D'abord, il faut bien voir que ce pessimisme se retrouve dans toute la population même s'il est effectivement plus prononcé chez les personnes handicapées. Il est certes important d'avoir fait du handicap une priorité et d'avoir nommé une secrétaire d'Etat, mais il faut des mesures en adéquation. Prenons l'augmentation de l'AAH. Eh bien, cette mesure positive ne s'adresse pas à tout le monde et ne s'applique pas tout de suite. En effet, elle ne sera effective dans sa totalité qu'en décembre 2019. De plus, cette augmentation de l'allocation ne s'applique pas à certains, par exemple des couples. Sur un million d'allocataires, on estime que 150 000 personnes ne vont avoir aucune augmentation, voire vont perdre 100 à 150 euros par mois. Et même pour ceux qui vont bénéficier de cette augmentation, leur AAH sera encore inférieure au seuil de pauvreté. En outre, toutes les personnes handicapées ne touchent pas l'AAH : certains ont des pensions d'invalidité qui sont faiblement revalorisés à hauteur de 0,3 %. A ce propos, on se félicite que le gouvernement ait cet été renoncé à supprimer la prime d'activité pour les salariés percevant une pension d'invalidité.     

 

Une grande majorité des personnes interrogées considère que le nouveau pouvoir n'a pas tenu ses engagements. Qu'en pensez-vous ?

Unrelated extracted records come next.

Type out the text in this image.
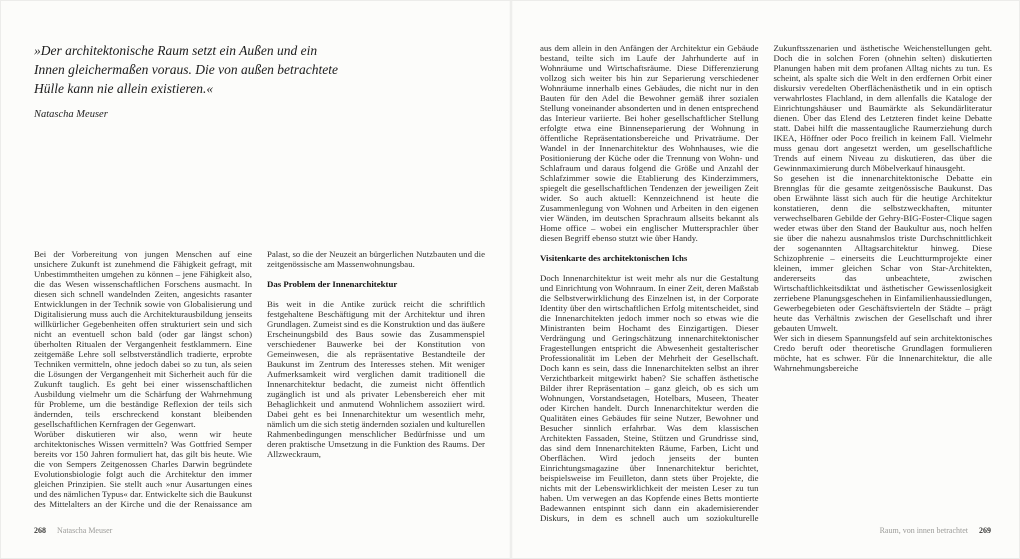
»Der architektonische Raum setzt ein Außen und ein Innen gleichermaßen voraus. Die von außen betrachtete Hülle kann nie allein existieren.«

Natascha Meuser

Bei der Vorbereitung von jungen Menschen auf eine unsichere Zukunft ist zunehmend die Fähigkeit gefragt, mit Unbestimmtheiten umgehen zu können – jene Fähigkeit also, die das Wesen wissenschaftlichen Forschens ausmacht. In diesen sich schnell wandelnden Zeiten, angesichts rasanter Entwicklungen in der Technik sowie von Globalisierung und Digitalisierung muss auch die Architekturausbildung jenseits willkürlicher Gegebenheiten offen strukturiert sein und sich nicht an eventuell schon bald (oder gar längst schon) überholten Ritualen der Vergangenheit festklammern. Eine zeitgemäße Lehre soll selbstverständlich tradierte, erprobte Techniken vermitteln, ohne jedoch dabei so zu tun, als seien die Lösungen der Vergangenheit mit Sicherheit auch für die Zukunft tauglich. Es geht bei einer wissenschaftlichen Ausbildung vielmehr um die Schärfung der Wahrnehmung für Probleme, um die beständige Reflexion der teils sich ändernden, teils erschreckend konstant bleibenden gesellschaftlichen Kernfragen der Gegenwart.

Worüber diskutieren wir also, wenn wir heute architektonisches Wissen vermitteln? Was Gottfried Semper bereits vor 150 Jahren formuliert hat, das gilt bis heute. Wie die von Sempers Zeitgenossen Charles Darwin begründete Evolutionsbiologie folgt auch die Architektur den immer gleichen Prinzipien. Sie stellt auch »nur Ausartungen eines und des nämlichen Typus« dar. Entwickelte sich die Baukunst des Mittelalters an der Kirche und die der Renaissance am Palast, so die der Neuzeit an bürgerlichen Nutzbauten und die zeitgenössische am Massenwohnungsbau.

Das Problem der Innenarchitektur

Bis weit in die Antike zurück reicht die schriftlich festgehaltene Beschäftigung mit der Architektur und ihren Grundlagen. Zumeist sind es die Konstruktion und das äußere Erscheinungsbild des Baus sowie das Zusammenspiel verschiedener Bauwerke bei der Konstitution von Gemeinwesen, die als repräsentative Bestandteile der Baukunst im Zentrum des Interesses stehen. Mit weniger Aufmerksamkeit wird verglichen damit traditionell die Innenarchitektur bedacht, die zumeist nicht öffentlich zugänglich ist und als privater Lebensbereich eher mit Behaglichkeit und anmutend Wohnlichem assoziiert wird. Dabei geht es bei Innenarchitektur um wesentlich mehr, nämlich um die sich stetig ändernden sozialen und kulturellen Rahmenbedingungen menschlicher Bedürfnisse und um deren praktische Umsetzung in die Funktion des Raums. Der Allzweckraum,

268 Natascha Meuser

aus dem allein in den Anfängen der Architektur ein Gebäude bestand, teilte sich im Laufe der Jahrhunderte auf in Wohnräume und Wirtschaftsräume. Diese Differenzierung vollzog sich weiter bis hin zur Separierung verschiedener Wohnräume innerhalb eines Gebäudes, die nicht nur in den Bauten für den Adel die Bewohner gemäß ihrer sozialen Stellung voneinander absonderten und in denen entsprechend das Interieur variierte. Bei hoher gesellschaftlicher Stellung erfolgte etwa eine Binnenseparierung der Wohnung in öffentliche Repräsentationsbereiche und Privaträume. Der Wandel in der Innenarchitektur des Wohnhauses, wie die Positionierung der Küche oder die Trennung von Wohn- und Schlafraum und daraus folgend die Größe und Anzahl der Schlafzimmer sowie die Etablierung des Kinderzimmers, spiegelt die gesellschaftlichen Tendenzen der jeweiligen Zeit wider. So auch aktuell: Kennzeichnend ist heute die Zusammenlegung von Wohnen und Arbeiten in den eigenen vier Wänden, im deutschen Sprachraum allseits bekannt als Home office – wobei ein englischer Muttersprachler über diesen Begriff ebenso stutzt wie über Handy.

Visitenkarte des architektonischen Ichs

Doch Innenarchitektur ist weit mehr als nur die Gestaltung und Einrichtung von Wohnraum. In einer Zeit, deren Maßstab die Selbstverwirklichung des Einzelnen ist, in der Corporate Identity über den wirtschaftlichen Erfolg mitentscheidet, sind die Innenarchitekten jedoch immer noch so etwas wie die Ministranten beim Hochamt des Einzigartigen. Dieser Verdrängung und Geringschätzung innenarchitektonischer Fragestellungen entspricht die Abwesenheit gestalterischer Professionalität im Leben der Mehrheit der Gesellschaft. Doch kann es sein, dass die Innenarchitekten selbst an ihrer Verzichtbarkeit mitgewirkt haben? Sie schaffen ästhetische Bilder ihrer Repräsentation – ganz gleich, ob es sich um Wohnungen, Vorstandsetagen, Hotelbars, Museen, Theater oder Kirchen handelt. Durch Innenarchitektur werden die Qualitäten eines Gebäudes für seine Nutzer, Bewohner und Besucher sinnlich erfahrbar. Was dem klassischen Architekten Fassaden, Steine, Stützen und Grundrisse sind, das sind dem Innenarchitekten Räume, Farben, Licht und Oberflächen. Wird jedoch jenseits der bunten Einrichtungsmagazine über Innenarchitektur berichtet, beispielsweise im Feuilleton, dann stets über Projekte, die nichts mit der Lebenswirklichkeit der meisten Leser zu tun haben. Um verwegen an das Kopfende eines Betts montierte Badewannen entspinnt sich dann ein akademisierender Diskurs, in dem es schnell auch um soziokulturelle Zukunftsszenarien und ästhetische Weichenstellungen geht. Doch die in solchen Foren (ohnehin selten) diskutierten Planungen haben mit dem profanen Alltag nichts zu tun. Es scheint, als spalte sich die Welt in den erdfernen Orbit einer diskursiv veredelten Oberflächenästhetik und in ein optisch verwahrlostes Flachland, in dem allenfalls die Kataloge der Einrichtungshäuser und Baumärkte als Sekundärliteratur dienen. Über das Elend des Letzteren findet keine Debatte statt. Dabei hilft die massentaugliche Raumerziehung durch IKEA, Höffner oder Poco freilich in keinem Fall. Vielmehr muss genau dort angesetzt werden, um gesellschaftliche Trends auf einem Niveau zu diskutieren, das über die Gewinnmaximierung durch Möbelverkauf hinausgeht.

So gesehen ist die innenarchitektonische Debatte ein Brennglas für die gesamte zeitgenössische Baukunst. Das oben Erwähnte lässt sich auch für die heutige Architektur konstatieren, denn die selbstzweckhaften, mitunter verwechselbaren Gebilde der Gehry-BIG-Foster-Clique sagen weder etwas über den Stand der Baukultur aus, noch helfen sie über die nahezu ausnahmslos triste Durchschnittlichkeit der sogenannten Alltagsarchitektur hinweg. Diese Schizophrenie – einerseits die Leuchtturmprojekte einer kleinen, immer gleichen Schar von Star-Architekten, andererseits das unbeachtete, zwischen Wirtschaftlichkeitsdiktat und ästhetischer Gewissenlosigkeit zerriebene Planungsgeschehen in Einfamilienhaussiedlungen, Gewerbegebieten oder Geschäftsvierteln der Städte – prägt heute das Verhältnis zwischen der Gesellschaft und ihrer gebauten Umwelt.

Wer sich in diesem Spannungsfeld auf sein architektonisches Credo beruft oder theoretische Grundlagen formulieren möchte, hat es schwer. Für die Innenarchitektur, die alle Wahrnehmungsbereiche

Raum, von innen betrachtet 269
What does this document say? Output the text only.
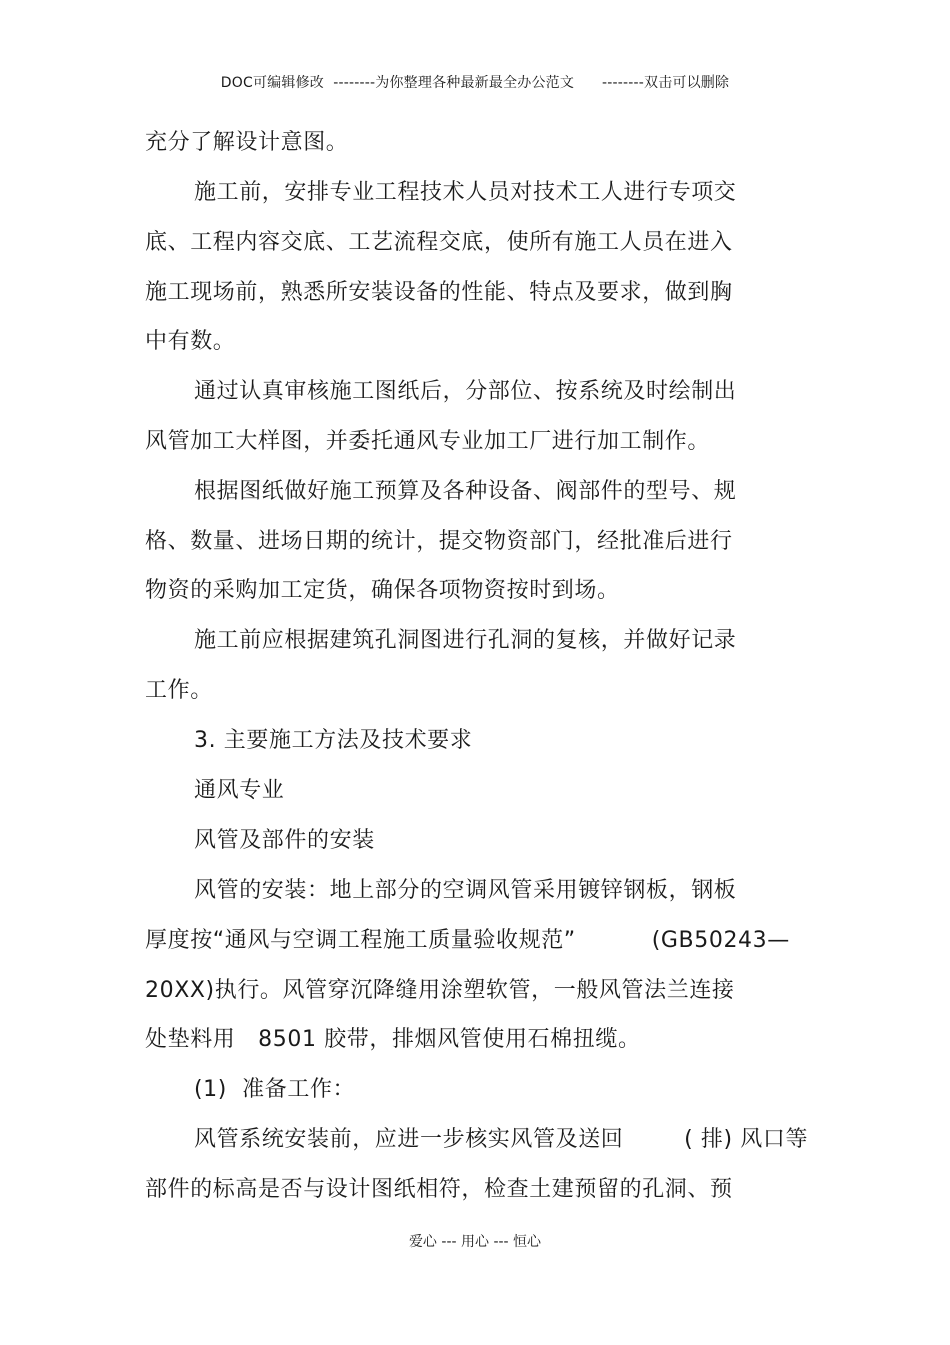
DOC可编辑修改  --------为你整理各种最新最全办公范文      --------双击可以删除
充分了解设计意图。
施工前，安排专业工程技术人员对技术工人进行专项交
底、工程内容交底、工艺流程交底，使所有施工人员在进入
施工现场前，熟悉所安装设备的性能、特点及要求，做到胸
中有数。
通过认真审核施工图纸后，分部位、按系统及时绘制出
风管加工大样图，并委托通风专业加工厂进行加工制作。
根据图纸做好施工预算及各种设备、阀部件的型号、规
格、数量、进场日期的统计，提交物资部门，经批准后进行
物资的采购加工定货，确保各项物资按时到场。
施工前应根据建筑孔洞图进行孔洞的复核，并做好记录
工作。
3. 主要施工方法及技术要求
通风专业
风管及部件的安装
风管的安装：地上部分的空调风管采用镀锌钢板，钢板
厚度按“通风与空调工程施工质量验收规范”          (GB50243—
20XX)执行。风管穿沉降缝用涂塑软管，一般风管法兰连接
处垫料用   8501 胶带，排烟风管使用石棉扭缆。
(1)  准备工作：
风管系统安装前，应进一步核实风管及送回        ( 排) 风口等
部件的标高是否与设计图纸相符，检查土建预留的孔洞、预
爱心 --- 用心 --- 恒心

Soyons clair. On a annoncé que le handicap était la priorité du quinquennat, mais on ne l'a pas vu jusque-là. La secrétaire d'Etat se bat avec des moyens insuffisants. Le handicap devait être présent dans tous les projets de loi. Qu'a-t-on observé ? Avec le projet de loi Elan, le nombre de logements accessibles a été ramené à 10 %. Au nom de la réduction des normes pour espérer faire repartir la construction, on tourne le dos à l'objectif d'accessibilité des logements. C'est clairement le principal point noir de ce gouvernement par rapport au handicap. Sur ce plan, on demande également que l'obligation d'avoir un ascenseur dans les immeubles neufs soit fixée à partir de trois étages, au lieu de quatre actuellement.

 

Sur le terrain de l'emploi - avec un taux de chômage élevé des personnes handicapés -, avez-vous noté des évolutions ?

Nous avons signé cet été le texte "Cap pour une entreprise inclusive 2022" qui a été discuté avec la ministre de l'emploi, Muriel Pénicaud, et la secrétaire d'Etat aux personnes handicapées, Sophie Cluzel. Il doit permettre de créer 40 000 emplois supplémentaires en entreprise adapté grâce à l'assouplissement de certains dispositifs. Nous sommes favorables à la vision inclusive du gouvernement, mais nous souhaitons ne pas rester dans l'incantation. Nous voulons être force de propositions.

 

Par exemple ?

Prenons deux sujets. Le droit à compensation n'est jamais à l'agenda des gouvernements. Depuis la loi de 2005, on n'a pas avancé sur ce dossier. Le débat sur les aides humaines pour les personnes âgées doit concerner également les personnes handicapées. Autre dossier, d'actualité : la rentrée scolaire. Trop souvent, on se polarise exclusivement sur la présence et la formation des auxiliaires de vie scolaire (AVS). C'est important, mais il faut réfléchir à la formation des enseignants pour qu'ils puissent accueillir dans de bonnes conditions les enfants handicapés.